Pennsylvania Analysis By Two of the Best in the BusinessKarl Rove:
His words wear especially thin when he was dealt a defeat like Tuesday's. Mr. Obama was routed despite outspending Hillary Clinton on television by almost 3-1. While polls in the final days showed a possible 4% or 5% Clinton win, she apparently took late-deciders by a big margin to clinch the landslide.
Michael Barone:
And, as I noted in the same column, Clinton carries Jacksonians—the descendants of those Scots-Irish, Scots Lowlanders, and northern Englishmen who settled the Appalachian chain starting in Pennsylvania in the 18th century and heading southwest, ultimately to Texas, in the 19th. Clinton won 70 percent or more of the vote in 15 counties in the mountains, including the old anthracite country in the east and the bituminous coal country in the west. She won 74 percent in Lackawanna County (Scranton), the home base of Sen. Bob Casey, who endorsed Obama, and she won 79 percent in Fayette County (Monongahela Valley south of Pittsburgh). The latter is on the border of West Virginia, and the results here, as well as in earlier primaries in Ohio, Maryland, and Virginia counties adjacent to West Virginia, suggest that Clinton will win more than 70 percent of the vote in the primary there May 13. Sean Oxendine's excellent map makes this point graphically.
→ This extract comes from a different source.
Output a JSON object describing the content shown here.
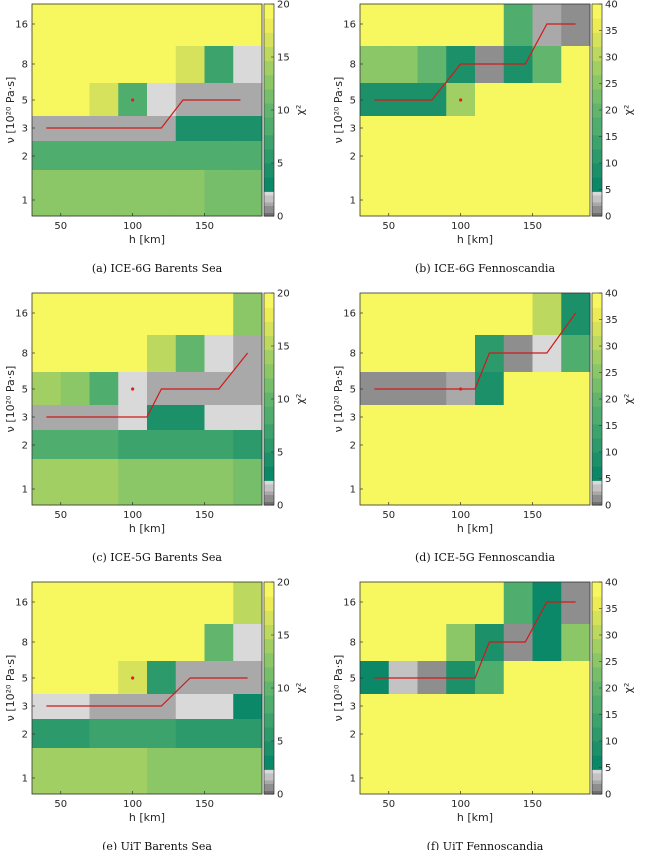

Barone points out that Hillary could possibly catch Obama in the popular vote total, if Florida and Michigan are included. Of course the Obamaniacs will squeal that it's unfair to count those states, and they have a point. And Floridians and Michiganders will counter that it's unfair not to count them, and they have a point. The idea that this is going to be over without lots of bad blood is a pipe dream.